1987’de Billboard Hot 100 listesinde ilk 10’da yer alan ve İngilizce olmayan tek şarkı Los Lobos’un söylediği “La Bamba”ydı. 2012’ye kadar başka hiçbir şarkı bunu başaramadı. O yıl PSY “Gangnam Style” ile ilk 10 şarkı arasında girdi. 2023 itibarıyla ilk 10’da yer almış İngilizce olmayan şarkı sayısı yedi. 

Stream verilerine göre 2017’de bu trend zirve yapmış. Şöyle ki artık herkes kendi dilinde şarkı dinliyor. Fransızlar Fransızca, İtalyanlar İtalyanca, İspanyollar İspanyolca. Türkiye’de de en çok Türkçe müzik dinleniyor yıllardır. Bizde zaten hiç değişmedi ama dünyada İngilizce pop zirvedeydi ve bu değişmeye başladı. Dünya trendlerinin değişmesinde K-Pop’un başarısının payı büyük. Son beş yılda sayısız K-Pop grubu hit şarkılar yaparak Batı listelerini domine etti. K-Pop gibi dünyaya açılmasa da yerelde de çok büyük türler gelişti. Bunlardan biri Almanca Rap. Diğeri Fransızca Rap sahnesi. Reggaeton, amapiano çok çok büyük oldu. Bugün Londra’da Wembley Arena’da tamamı Yoruba şarkılar söyleyen Asake’nin biletleri tükeniyor. Bu daha önce olmayan bir şey. 

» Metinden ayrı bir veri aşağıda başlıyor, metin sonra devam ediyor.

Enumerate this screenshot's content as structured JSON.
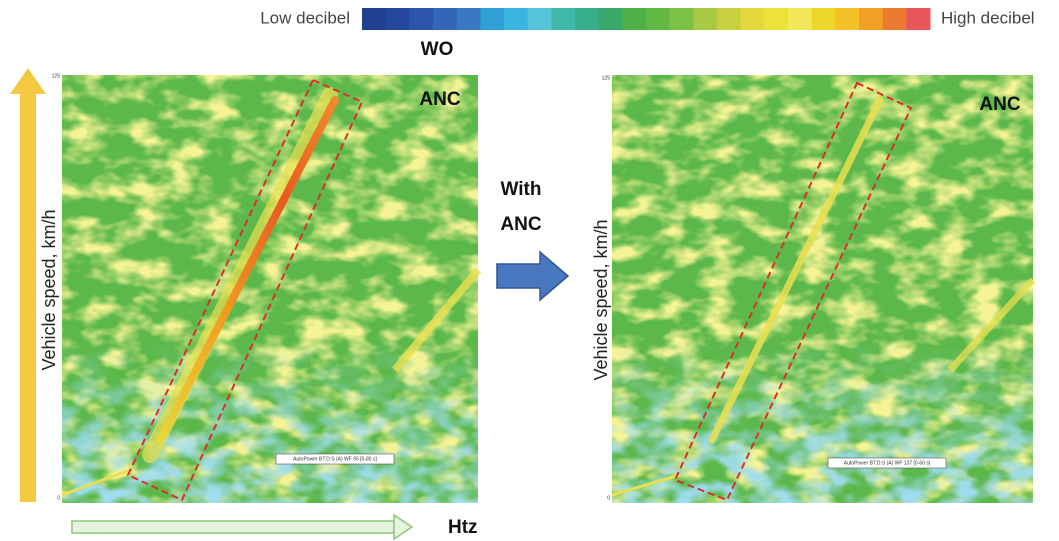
{
  "colorbar": {
    "low_label": "Low decibel",
    "high_label": "High decibel"
  },
  "header": {
    "title": "WO"
  },
  "panels": [
    {
      "tag": "ANC",
      "y_axis_label": "Vehicle speed, km/h",
      "y_top": "125",
      "y_bottom": "0",
      "legend_box": "AutoPower BT:D:S (A) WF 95 [0-80 s]"
    },
    {
      "tag": "ANC",
      "y_axis_label": "Vehicle speed, km/h",
      "y_top": "125",
      "y_bottom": "0",
      "legend_box": "AutoPower BT:D:S (A) WF 137 [0-60 s]"
    }
  ],
  "transition": {
    "line1": "With",
    "line2": "ANC"
  },
  "x_axis_label": "Htz"
}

İngilizce eskisi kadar etkili değil. Dünya pop kültürünü eskisi kadar domine edemiyor. Popun ortak dili olmaktan uzaklaşıyor. Güncel pop giderek renklenip çeşitleniyor. 

Not: Billboard Hot 100 listesi, dijital, ve fiziksel satış, stream ve radyolarda çalınma verilerinin ortalamasından oluşuyor. Yani bu liste o an yeryüzündeki en popüler 100 şarkıyı sıralı olarak veriyor. 

Haftanın albümü

“Hadsel” – Beirut

Zach Condon’ın müzikal projesi Beirut’un yeni albümü, “Hadsel” adını taşıyor. Albüm adını Norveç’teki bir adadan almış. Condon, “Gallipoli” albümü sonrası turne sırasında laranjit olunca ve sesini kaybetme tehlikesi geçirince bu adaya çekilmiş ve kilisenin orgunu kullanarak beste yapmaya başlamış. Bir tür inziva hikâyesiyle karşı karşıyayız ve albüm de bu durumu yansıtıyor. Albüm, 19. YY yapımı ahşap bir kilise orgunda bestelenmiş parçalardan oluşuyor. Beirut’un çokça Balkan esintileri taşıyan müzik anlayışı bu albümde de devam etmekle birlikte kilise müziği ve kültürünün etkisi de açık. Bir uhrevilik albümün geneline hâkim. İnzivaya çekilen her insan gibi hesaplaşmalarla dolu bir albüm. Müzikal açıdan minimal ama içerik ve sözler bakımından hayli yoğun ve ağır. 

Condon’ın tek kişilik ordusunun elinden çıkma oldukça kişisel bu 12 şarkı, bir çeşit tedavi seansı havası da veriyor kimi zaman. 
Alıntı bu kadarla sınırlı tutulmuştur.